Note that this does not actually calculate anything interesting at the moment, just a demo.

Thanks, this is quite promising!
Do you think it is possible to include `pmap`-like parallelization at the level (loop) specified by the user into the `Cartesian`-based code?

I’m not sure, I can’t see a straight forward way of doing it without manually building the expressions for the loop. Possibly with two separate calls to @nloops with a pmap in between.

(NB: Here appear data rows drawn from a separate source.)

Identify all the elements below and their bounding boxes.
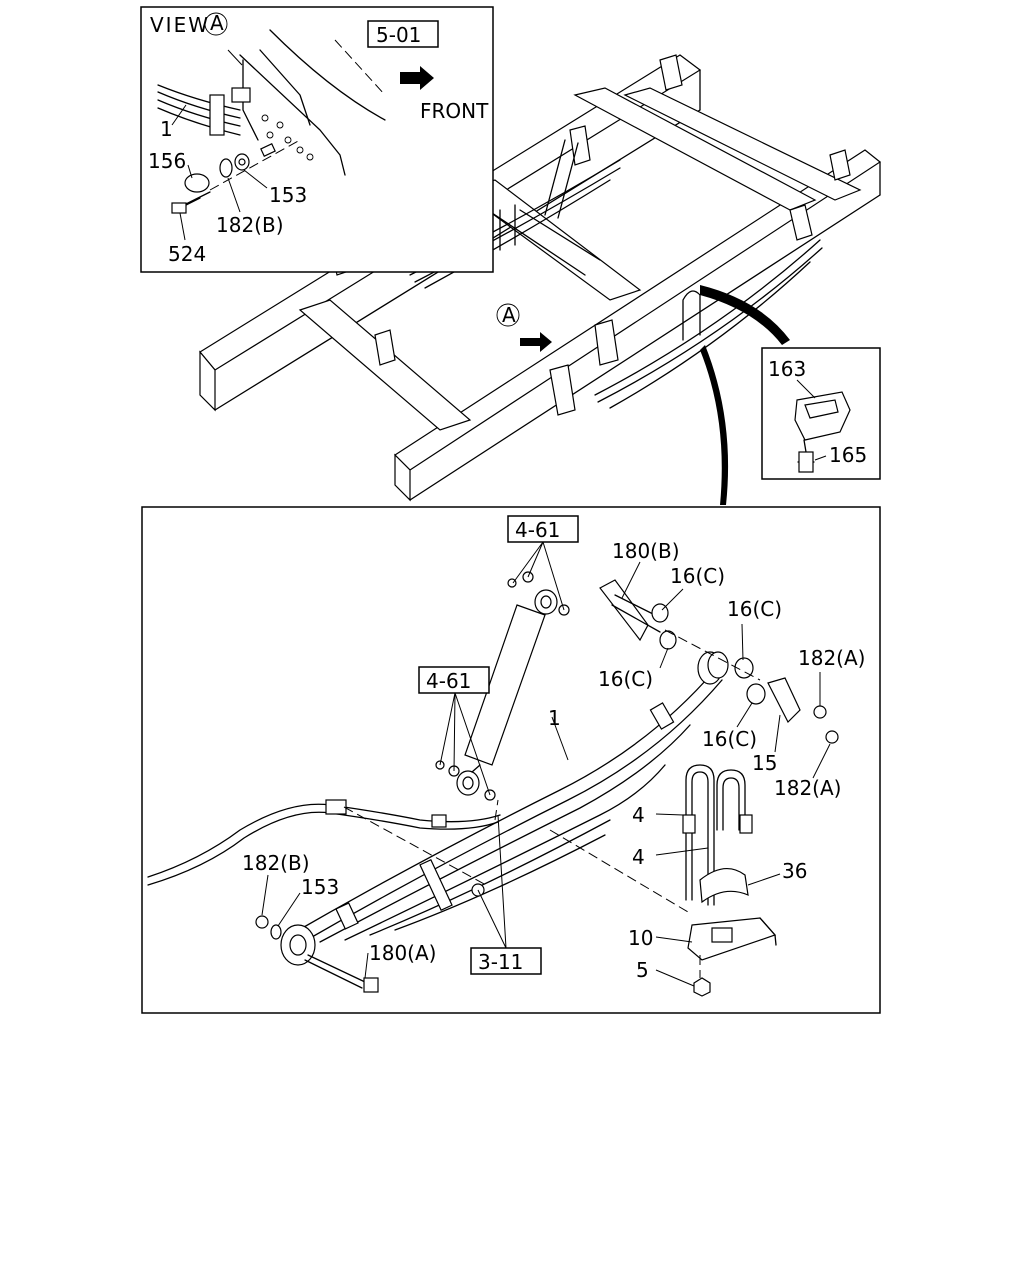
ref-box-5-01-label: 5-01: [376, 23, 421, 47]
view-marker-label: A: [210, 11, 224, 35]
main-label-153: 153: [301, 875, 339, 899]
main-label-180b: 180(B): [612, 539, 680, 563]
ref-box-4-61-mid[interactable]: [418, 666, 490, 694]
chassis-view-marker-label: A: [502, 303, 516, 327]
ref-box-4-61-top-label: 4-61: [515, 518, 560, 542]
view-label-524: 524: [168, 242, 206, 266]
main-label-5: 5: [636, 958, 649, 982]
front-arrow-icon: [400, 66, 434, 90]
detail-panel: 163 165: [761, 347, 881, 480]
ref-box-3-11[interactable]: [470, 947, 542, 975]
main-label-16c-1: 16(C): [670, 564, 725, 588]
main-panel: 4-61 4-61 3-11 180(B) 16(C) 16(C) 16(C) …: [141, 506, 881, 1014]
main-label-4-lower: 4: [632, 845, 645, 869]
view-label-156: 156: [148, 149, 186, 173]
main-label-180a: 180(A): [369, 941, 436, 965]
main-label-36: 36: [782, 859, 807, 883]
ref-box-5-01[interactable]: [367, 20, 439, 48]
view-label-182b: 182(B): [216, 213, 284, 237]
view-a-panel: VIEW A 5-01 FRONT: [140, 6, 494, 273]
main-label-15: 15: [752, 751, 777, 775]
ref-box-4-61-top[interactable]: [507, 515, 579, 543]
view-label-153: 153: [269, 183, 307, 207]
front-direction-arrow: [520, 332, 552, 352]
main-label-182a-1: 182(A): [798, 646, 865, 670]
main-label-182b: 182(B): [242, 851, 310, 875]
main-label-1: 1: [548, 706, 561, 730]
main-label-16c-4: 16(C): [702, 727, 757, 751]
main-label-16c-2: 16(C): [727, 597, 782, 621]
main-label-4-upper: 4: [632, 803, 645, 827]
detail-label-165: 165: [829, 443, 867, 467]
front-label: FRONT: [420, 99, 489, 123]
chassis-view-marker: A: [496, 303, 552, 352]
ref-box-4-61-mid-label: 4-61: [426, 669, 471, 693]
ref-box-3-11-label: 3-11: [478, 950, 523, 974]
main-label-182a-2: 182(A): [774, 776, 841, 800]
main-label-10: 10: [628, 926, 653, 950]
main-label-16c-3: 16(C): [598, 667, 653, 691]
detail-label-163: 163: [768, 357, 806, 381]
view-label-1: 1: [160, 117, 173, 141]
view-title: VIEW: [150, 13, 210, 37]
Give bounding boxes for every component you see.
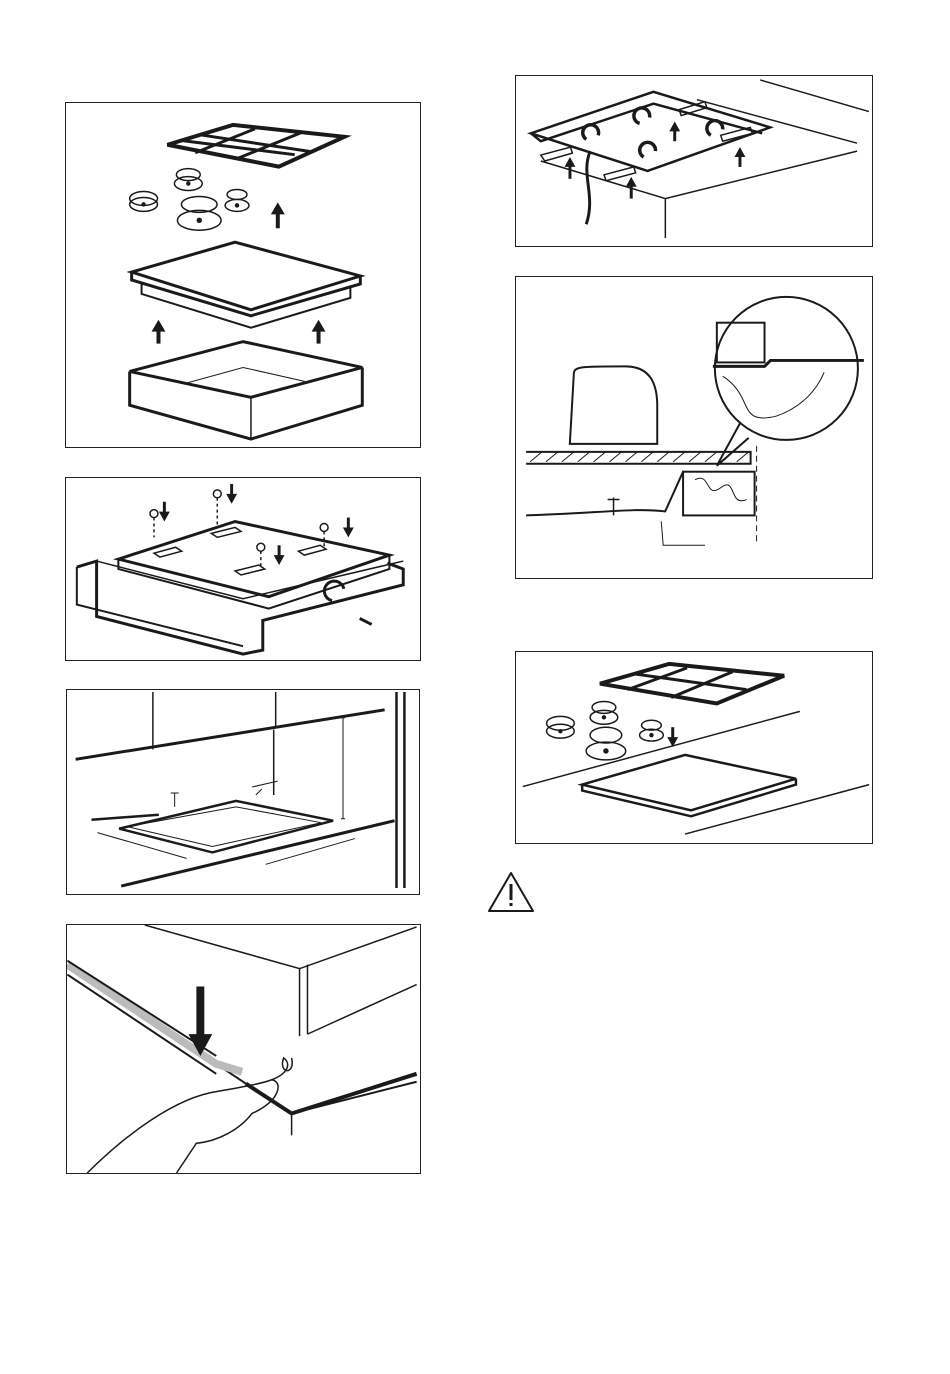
burner-caps-icon [130,169,249,231]
burner-knob-icon [570,366,657,443]
figure-section-detail [515,276,873,579]
figure-reassemble [515,651,873,844]
figure-hob-screws [65,477,421,661]
figure-bracket-fixing [515,75,873,247]
seal-strip-icon [67,961,242,1074]
pan-support-icon [600,664,784,704]
down-arrow-icon [159,484,354,565]
hob-plate-icon [582,755,796,816]
figure-hob-removal [65,102,421,448]
cable-icon [586,151,590,224]
hob-top-section-icon [526,452,751,464]
worktop-cutout-drawing [67,690,419,894]
hand-icon [87,1058,292,1173]
dimension-lines-icon [73,718,411,865]
rotate-arrow-icon [583,108,723,157]
up-arrow-icon [565,121,746,198]
hob-plate-icon [132,242,361,328]
reassemble-drawing [516,652,872,843]
figure-worktop-cutout [66,689,420,895]
burner-caps-icon [547,701,664,759]
worktop-wood-section-icon [683,472,755,516]
bracket-fixing-drawing [516,76,872,246]
cutout-outline-icon [119,801,333,852]
magnifier-circle-icon [713,297,864,466]
down-arrow-icon [667,727,678,747]
warning-triangle-icon [486,870,536,914]
hob-exploded-drawing [66,103,420,447]
worktop-edge-icon [67,925,416,1135]
bracket-screw-icon [526,472,705,546]
pan-support-icon [167,125,344,167]
packaging-box-icon [130,342,363,439]
seal-strip-drawing [67,925,420,1173]
hob-screws-drawing [66,478,420,660]
section-detail-drawing [516,277,872,578]
figure-seal-strip [66,924,421,1174]
screw-icon [150,490,328,567]
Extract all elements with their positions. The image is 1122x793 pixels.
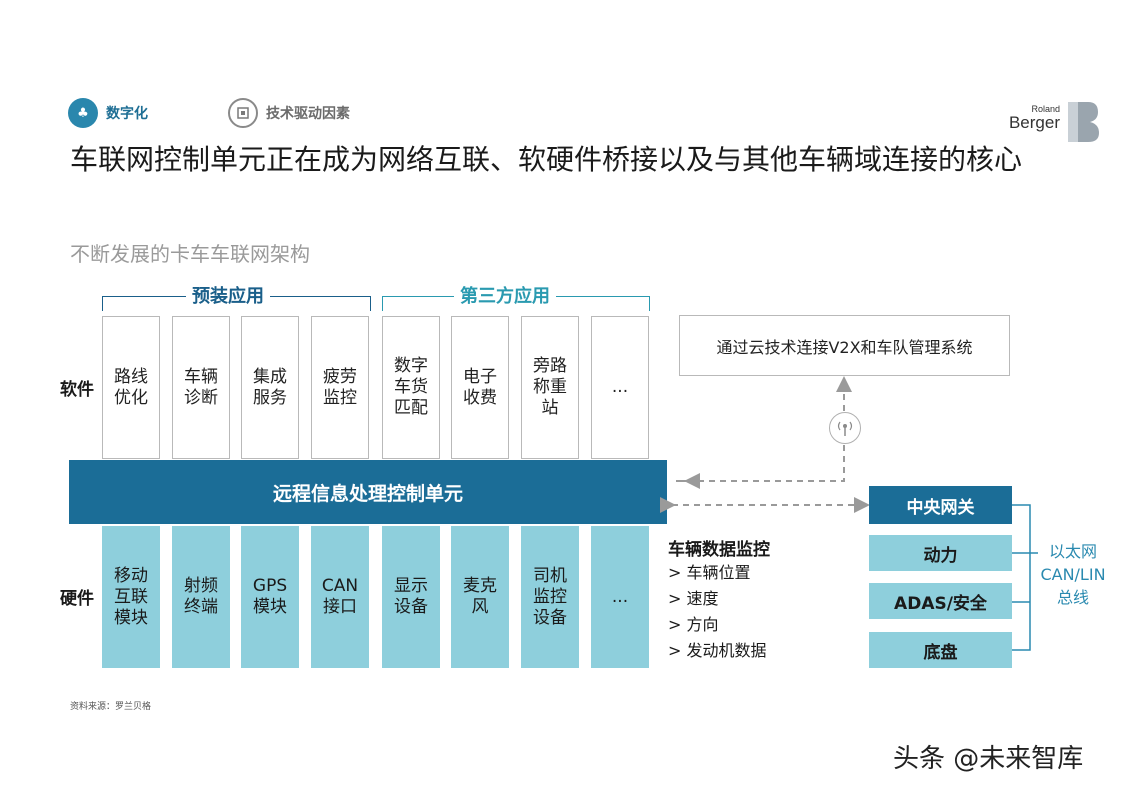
domain-power: 动力 bbox=[869, 535, 1012, 571]
hardware-box: 显示设备 bbox=[382, 526, 440, 668]
bus-bracket bbox=[1012, 504, 1038, 651]
vehicle-monitor-list: > 车辆位置 > 速度 > 方向 > 发动机数据 bbox=[668, 560, 767, 664]
software-box: 数字车货匹配 bbox=[382, 316, 440, 459]
hardware-label: 硬件 bbox=[60, 589, 94, 609]
digital-icon: ♣ bbox=[68, 98, 98, 128]
third-party-label: 第三方应用 bbox=[454, 282, 556, 308]
cloud-v2x-box: 通过云技术连接V2X和车队管理系统 bbox=[679, 315, 1010, 376]
list-item: > 速度 bbox=[668, 589, 719, 608]
hardware-box: GPS模块 bbox=[241, 526, 299, 668]
watermark: 头条 @未来智库 bbox=[893, 744, 1084, 774]
digital-tag-label: 数字化 bbox=[106, 106, 148, 122]
hardware-box: ... bbox=[591, 526, 649, 668]
digital-tag: ♣ 数字化 bbox=[68, 98, 148, 128]
logo-b-icon bbox=[1068, 102, 1099, 142]
source-note: 资料来源：罗兰贝格 bbox=[70, 702, 152, 712]
page-title: 车联网控制单元正在成为网络互联、软硬件桥接以及与其他车辆域连接的核心 bbox=[70, 143, 1023, 176]
software-box: 电子收费 bbox=[451, 316, 509, 459]
software-box: 集成服务 bbox=[241, 316, 299, 459]
preinstalled-label: 预装应用 bbox=[186, 282, 270, 308]
hardware-box: 司机监控设备 bbox=[521, 526, 579, 668]
hardware-box: 移动互联模块 bbox=[102, 526, 160, 668]
list-item: > 发动机数据 bbox=[668, 641, 767, 660]
hardware-box: 麦克风 bbox=[451, 526, 509, 668]
software-box: 车辆诊断 bbox=[172, 316, 230, 459]
vehicle-monitor-title: 车辆数据监控 bbox=[668, 540, 770, 560]
telematics-control-unit: 远程信息处理控制单元 bbox=[69, 460, 667, 524]
roland-berger-logo: Roland Berger bbox=[1008, 104, 1060, 132]
page-subtitle: 不断发展的卡车车联网架构 bbox=[70, 242, 310, 266]
software-box: ... bbox=[591, 316, 649, 459]
software-label: 软件 bbox=[60, 380, 94, 400]
domain-adas: ADAS/安全 bbox=[869, 583, 1012, 619]
list-item: > 车辆位置 bbox=[668, 563, 751, 582]
list-item: > 方向 bbox=[668, 615, 719, 634]
tech-driver-tag-label: 技术驱动因素 bbox=[266, 106, 350, 122]
hardware-box: CAN接口 bbox=[311, 526, 369, 668]
software-box: 旁路称重站 bbox=[521, 316, 579, 459]
domain-chassis: 底盘 bbox=[869, 632, 1012, 668]
central-gateway: 中央网关 bbox=[869, 486, 1012, 524]
software-box: 疲劳监控 bbox=[311, 316, 369, 459]
tcu-antenna-line bbox=[676, 444, 845, 482]
hardware-box: 射频终端 bbox=[172, 526, 230, 668]
antenna-icon bbox=[829, 412, 861, 444]
tech-driver-tag: 技术驱动因素 bbox=[228, 98, 350, 128]
bus-label: 以太网 CAN/LIN 总线 bbox=[1040, 542, 1106, 607]
software-box: 路线优化 bbox=[102, 316, 160, 459]
chip-icon bbox=[228, 98, 258, 128]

You can set `val3 = 0` after you use it, and it will be garbage-collected. But at the top you stated that you’re going to be storing the final results in an array. If so, then from a memory perspective the intermediate results are probably irrelevant anyway: if `r` has length 10 then each new “level” will be 10x larger than the previous. Holding all intermediate results represents a 10/9-fold (approx 11%) increase in resource utilization, which given that RAM is cheap is not worth worrying about. If `r` is longer, it’s even less worth worrying about (e.g., `r` of length 100 is basically a 1% effect); if `r` is short it still seems like not a big deal (e.g., 3 corresponds to a 50% increase). Thus in no circumstance is this a “huge drawback.”

Whether this trivial approach is preferred over a more laborious one depends on how performance-sensitive you are. But make sure you’re thinking carefully about what actually matters here.

1 Like

I cannot agree with this, as the intermediate results can be(and in my case are) much larger by themselves. I.e. the second-level function generates an array, and the bottom-level one outputs a single number, which is the final result put into an array. All intermediate results won’t even fit into memory in my case.